I was about to inquire why she laid such particular stress upon these recent movements of her husband, when there flashed into her eyes an expression of such absolute terror and horror that my first thought was that a spectre had entered the room noiselessly, and was standing at my back. Before I had time to turn and look, Mrs. Lemon clutched my arm, and gasped,

"Do you hear that? Do you hear that?"

[CHAPTER VIII.]

I MAKE THE ACQUAINTANCE OF GEORGE CARTON'S GUARDIAN, MR. KENNETH DOWSETT.

I heard something certainly which by this time, unhappily, was neither new nor strange.
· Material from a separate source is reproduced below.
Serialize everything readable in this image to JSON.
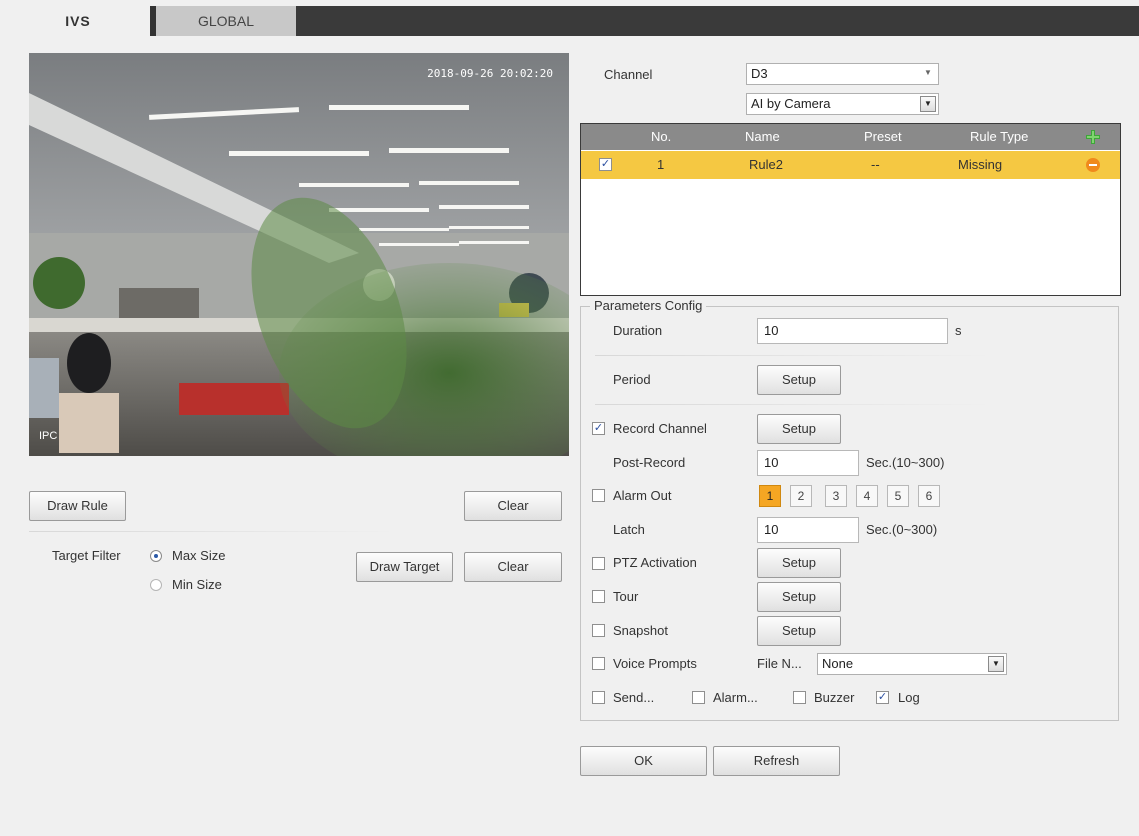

It was the voice of a newsboy calling out the last edition of a newspaper which, he asserted with stentorian lungs, contained further particulars of the awful murder in Victoria Park. Amid all the jargon he was bawling out, there were really only three words clearly distinguishable. "Murder! Awful murder! Discoveries! Awful discoveries!"

"Are you alarmed, Fanny," I asked, "by what that boy is calling out?"

"Yes," she replied in a whisper, "it is that, it is that!"

"But you must be familiar with the cry," I observed. "There isn't a street in London that was not ringing with it all yesterday."